97. MENJEBAK DIRIKU SENDIRI

527 73 5
                                    

"Untuk apa, Ken? Untuk menjadikanku ibu Banyu?"

Ken tesentak kaget. Saat manik kami betemu, aku melihat sedalam apa rasa bersalah yang ia pancarkan. Juga penyesalannya, sampai aku memilih mengalihkan pandangan karena tidak ingin melihat wajah suami yang kutinggalkan memiliki ekspresi seperti itu.

Lima tahun lalu, aku memilih pergi agar ia bahagia dengan wanita yang ia cintai.

Keberadaan ku hanya akan membuat ketidak-bahagian bagi orang-orang yang akan senang melihatku menjauh bahkan menghilang.

Orang seperti ibu yang memang tidak pernah menyukaiku, orang seperti Anggita yang terang-terangan menyuruhku pergi demi kebaikan Ken.

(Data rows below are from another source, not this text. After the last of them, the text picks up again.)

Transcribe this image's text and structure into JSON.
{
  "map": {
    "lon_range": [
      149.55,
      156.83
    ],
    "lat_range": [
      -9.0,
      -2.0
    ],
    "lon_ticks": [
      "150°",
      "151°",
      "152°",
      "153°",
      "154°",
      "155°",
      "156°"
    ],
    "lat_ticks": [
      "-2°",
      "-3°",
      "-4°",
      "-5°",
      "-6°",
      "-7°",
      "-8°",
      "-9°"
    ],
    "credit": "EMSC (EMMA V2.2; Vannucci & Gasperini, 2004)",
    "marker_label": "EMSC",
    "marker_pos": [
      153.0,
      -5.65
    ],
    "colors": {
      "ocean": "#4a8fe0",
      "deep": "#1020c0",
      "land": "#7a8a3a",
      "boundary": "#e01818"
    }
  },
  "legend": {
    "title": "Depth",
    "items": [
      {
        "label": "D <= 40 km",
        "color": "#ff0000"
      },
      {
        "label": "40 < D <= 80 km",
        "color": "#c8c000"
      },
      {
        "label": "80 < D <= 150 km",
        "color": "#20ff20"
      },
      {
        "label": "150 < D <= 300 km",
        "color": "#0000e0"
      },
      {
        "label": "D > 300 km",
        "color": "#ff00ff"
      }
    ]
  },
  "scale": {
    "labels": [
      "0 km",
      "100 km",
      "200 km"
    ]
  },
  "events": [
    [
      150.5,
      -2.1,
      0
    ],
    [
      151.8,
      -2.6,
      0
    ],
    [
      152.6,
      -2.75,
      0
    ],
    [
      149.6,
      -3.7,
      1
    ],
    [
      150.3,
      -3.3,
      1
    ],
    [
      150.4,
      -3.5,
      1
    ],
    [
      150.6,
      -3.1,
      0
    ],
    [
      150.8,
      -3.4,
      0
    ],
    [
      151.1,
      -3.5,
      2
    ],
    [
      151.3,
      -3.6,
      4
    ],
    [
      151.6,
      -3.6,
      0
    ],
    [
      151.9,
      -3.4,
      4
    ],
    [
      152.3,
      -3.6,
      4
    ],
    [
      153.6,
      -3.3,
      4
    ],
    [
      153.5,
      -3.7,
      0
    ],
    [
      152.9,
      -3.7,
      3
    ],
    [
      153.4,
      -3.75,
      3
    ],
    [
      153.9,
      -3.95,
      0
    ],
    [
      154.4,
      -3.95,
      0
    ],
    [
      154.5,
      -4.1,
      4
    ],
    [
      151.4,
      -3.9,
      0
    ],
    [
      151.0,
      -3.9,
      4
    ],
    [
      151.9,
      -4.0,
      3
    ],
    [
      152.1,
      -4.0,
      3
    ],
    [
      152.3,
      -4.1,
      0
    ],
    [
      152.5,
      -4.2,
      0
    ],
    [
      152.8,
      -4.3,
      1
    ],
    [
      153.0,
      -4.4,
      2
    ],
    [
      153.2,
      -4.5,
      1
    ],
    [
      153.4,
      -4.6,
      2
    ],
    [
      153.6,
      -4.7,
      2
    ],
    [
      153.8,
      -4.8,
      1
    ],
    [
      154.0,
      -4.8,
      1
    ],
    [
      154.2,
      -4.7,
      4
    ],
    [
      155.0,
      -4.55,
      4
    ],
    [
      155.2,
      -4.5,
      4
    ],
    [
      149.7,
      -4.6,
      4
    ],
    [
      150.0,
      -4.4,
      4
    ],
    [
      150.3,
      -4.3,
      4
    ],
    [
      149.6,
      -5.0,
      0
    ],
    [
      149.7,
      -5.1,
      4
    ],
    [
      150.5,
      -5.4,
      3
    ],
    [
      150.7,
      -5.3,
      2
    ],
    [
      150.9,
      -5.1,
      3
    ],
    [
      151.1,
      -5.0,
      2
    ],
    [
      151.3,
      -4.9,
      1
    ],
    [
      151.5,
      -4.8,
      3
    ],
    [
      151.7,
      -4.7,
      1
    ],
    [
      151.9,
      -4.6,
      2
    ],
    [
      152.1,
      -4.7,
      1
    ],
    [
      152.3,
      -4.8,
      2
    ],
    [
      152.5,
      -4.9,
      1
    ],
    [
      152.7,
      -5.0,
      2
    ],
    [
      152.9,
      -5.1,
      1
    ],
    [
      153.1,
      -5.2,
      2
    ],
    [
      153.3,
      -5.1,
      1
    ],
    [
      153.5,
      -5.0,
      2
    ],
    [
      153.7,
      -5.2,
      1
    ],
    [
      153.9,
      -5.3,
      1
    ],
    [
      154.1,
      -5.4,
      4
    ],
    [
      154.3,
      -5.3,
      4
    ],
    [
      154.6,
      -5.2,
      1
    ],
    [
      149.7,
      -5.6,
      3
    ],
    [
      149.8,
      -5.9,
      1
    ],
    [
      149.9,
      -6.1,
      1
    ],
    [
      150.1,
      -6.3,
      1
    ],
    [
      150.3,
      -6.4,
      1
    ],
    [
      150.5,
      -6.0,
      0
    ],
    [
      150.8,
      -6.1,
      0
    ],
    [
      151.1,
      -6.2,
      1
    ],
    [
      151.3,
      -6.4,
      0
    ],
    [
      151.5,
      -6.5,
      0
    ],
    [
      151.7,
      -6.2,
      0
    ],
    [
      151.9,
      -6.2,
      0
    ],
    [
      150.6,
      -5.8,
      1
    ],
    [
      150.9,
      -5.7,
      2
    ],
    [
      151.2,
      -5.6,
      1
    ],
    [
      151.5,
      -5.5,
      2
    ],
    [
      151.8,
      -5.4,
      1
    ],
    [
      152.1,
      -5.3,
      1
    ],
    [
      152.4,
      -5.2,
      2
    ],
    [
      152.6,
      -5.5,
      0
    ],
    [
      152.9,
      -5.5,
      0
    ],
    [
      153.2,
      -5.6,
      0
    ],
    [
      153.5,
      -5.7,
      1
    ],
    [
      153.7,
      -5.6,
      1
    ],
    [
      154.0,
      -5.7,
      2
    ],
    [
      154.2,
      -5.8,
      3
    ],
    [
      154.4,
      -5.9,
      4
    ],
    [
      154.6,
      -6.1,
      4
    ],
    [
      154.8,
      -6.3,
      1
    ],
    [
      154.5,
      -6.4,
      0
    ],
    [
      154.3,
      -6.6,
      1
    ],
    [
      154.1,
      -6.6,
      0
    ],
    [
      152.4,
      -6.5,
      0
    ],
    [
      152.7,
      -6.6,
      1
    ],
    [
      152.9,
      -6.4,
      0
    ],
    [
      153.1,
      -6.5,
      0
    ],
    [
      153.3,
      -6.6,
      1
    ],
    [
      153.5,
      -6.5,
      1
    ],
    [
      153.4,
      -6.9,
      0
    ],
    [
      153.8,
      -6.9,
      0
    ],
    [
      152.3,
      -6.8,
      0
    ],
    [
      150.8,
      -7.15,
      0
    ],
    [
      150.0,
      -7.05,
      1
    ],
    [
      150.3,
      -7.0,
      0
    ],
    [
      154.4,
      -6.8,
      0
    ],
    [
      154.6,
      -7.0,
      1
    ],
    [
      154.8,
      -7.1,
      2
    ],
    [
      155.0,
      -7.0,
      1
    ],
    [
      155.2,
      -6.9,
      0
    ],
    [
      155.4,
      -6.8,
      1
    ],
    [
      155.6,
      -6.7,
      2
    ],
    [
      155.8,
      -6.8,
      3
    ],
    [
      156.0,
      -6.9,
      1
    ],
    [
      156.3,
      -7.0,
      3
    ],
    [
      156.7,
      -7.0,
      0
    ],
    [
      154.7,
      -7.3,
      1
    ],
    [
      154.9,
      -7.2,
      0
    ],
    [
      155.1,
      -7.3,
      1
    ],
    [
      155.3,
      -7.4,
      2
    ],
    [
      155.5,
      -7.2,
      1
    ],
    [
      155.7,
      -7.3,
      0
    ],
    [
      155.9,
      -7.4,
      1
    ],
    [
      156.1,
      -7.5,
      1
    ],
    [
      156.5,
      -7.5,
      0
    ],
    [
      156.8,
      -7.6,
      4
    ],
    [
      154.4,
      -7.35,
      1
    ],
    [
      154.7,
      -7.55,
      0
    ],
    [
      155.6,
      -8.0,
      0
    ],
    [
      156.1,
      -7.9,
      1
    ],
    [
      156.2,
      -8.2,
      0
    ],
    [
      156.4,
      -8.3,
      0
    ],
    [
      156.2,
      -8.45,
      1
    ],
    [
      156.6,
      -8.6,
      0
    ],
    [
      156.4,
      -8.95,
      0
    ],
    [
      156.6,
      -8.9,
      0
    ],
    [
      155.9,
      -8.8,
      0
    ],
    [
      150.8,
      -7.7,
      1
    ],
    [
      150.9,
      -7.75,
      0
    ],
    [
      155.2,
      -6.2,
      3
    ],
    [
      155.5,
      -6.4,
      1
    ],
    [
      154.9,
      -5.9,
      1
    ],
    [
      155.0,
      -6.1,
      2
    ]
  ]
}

Namun, jika aku tahu akan jadi seperti ini ... 'mungkin jika aku bisa memutar waktuku aku akan memutarnya.'

Tapi, waktu adalah hal yang tidak akan bisa diulangi. Sehebat atau sekaya apapun manusia yang berharap bisa kembali ke masa di mana ia merasa bisa mengubah sesuatu, tidak akan pernah mampu!

Begitu juga diriku.

"!" Aku terkejut saat Ken menyentuh pipiku, memaksaku menatapnya.

"Aku ingin istriku, Yang, bukan ibu untuk Banyu."

"Karena Banyu sudah punya ibu?"

"Karena aku-" Ken berhenti berkata meski tangannya masih memegangi pipiku. Ia tampak berpikir untuk mengatakan kalimat yang rasanya sudah ada di ujung lidah.

"Kamu benar, Yang." Sampai ia akhirnya berucap, "Anggita ibu Banyu dan jika kamu tak ingin jadi ibu Banyu, setidaknya aku ingin kamu tahu ada anak bernama Banyu yang memiliki pertalian darah denganku. Anakku."

Aku menggigit bibir bawahku, mendengar Ken mengakui siapa Banyu baginya membuatku lega tapi aku juga tak bisa membohongi diri, bahwa di sudut hatiku ada rasa sakit yang menampakan diri saat Ken menegaskan siapa Banyu.

Banyu adalah putra Ken dan Anggita. Itu adalah kebenaran yang tidak akan bisa disangkal, baik olehku maupun Ken yang sejak awal menemuiku dengan membawa serta Banyu bersamanya.

Membawa serta bocah menggemaskan yang ternyata menyimpan lukanya sendiri.

Bocah yang meragukan kasih dari Ken dan Anggita pada dirinya. Diri anak berusia 2 tahun yang punggungnya penuh dengan bekas sundutan rokok juga tiga buah sundutan baru yang membuatku harus hati-hati menyentuh Banyu.

"Ken, kamu dan Banyu tidak akan bisa hidup tanpa Anggita, bukan?"

Ken hanya diam. Ia menatapku yang mengusap pipi gembil Banyu yang terlelap di pangkuanku.
"Istri seperti apa yang kamu harapkan dariku, Ken?"

Aku menatap Ken, "istri yang tidak peka jika suaminya mencintai orang lain atau istri yang akan diam saja saat tahu suaminya sedang menghabiskan waktu dengan wanita yang suaminya cintai?"

Manik mata Ken membesar.

"Aku adalah kedua wanita itu, Ken. Jadi mana yang kamu pilih?"

Sorot yang Ken tunjukan seolah tak menduga aku akan mengatakan kalimat yang sudah kuucapkan.

"Aku bahkan bisa menjadi ibu Banyu jika itu harus, karena kamu begitu keras kepala untuk tidak menceraikanku. Tapi, apa Anggita mau membagi kamu denganku? Saat melihatku saja ia melampiaskan apa yang ia rasakan pada Banyu, putra kalian."

"Aku akan bisa menutup mataku saat kamu bersama Anggita. Toh, itu adalah hal yang biasa. Tapi, apa Anggita bisa melakukan hal yang sama sepertiku?" Kepalaku menggeleng, "rasanya itu hal yang mustahil untuk dilakukan Anggita, bukan?"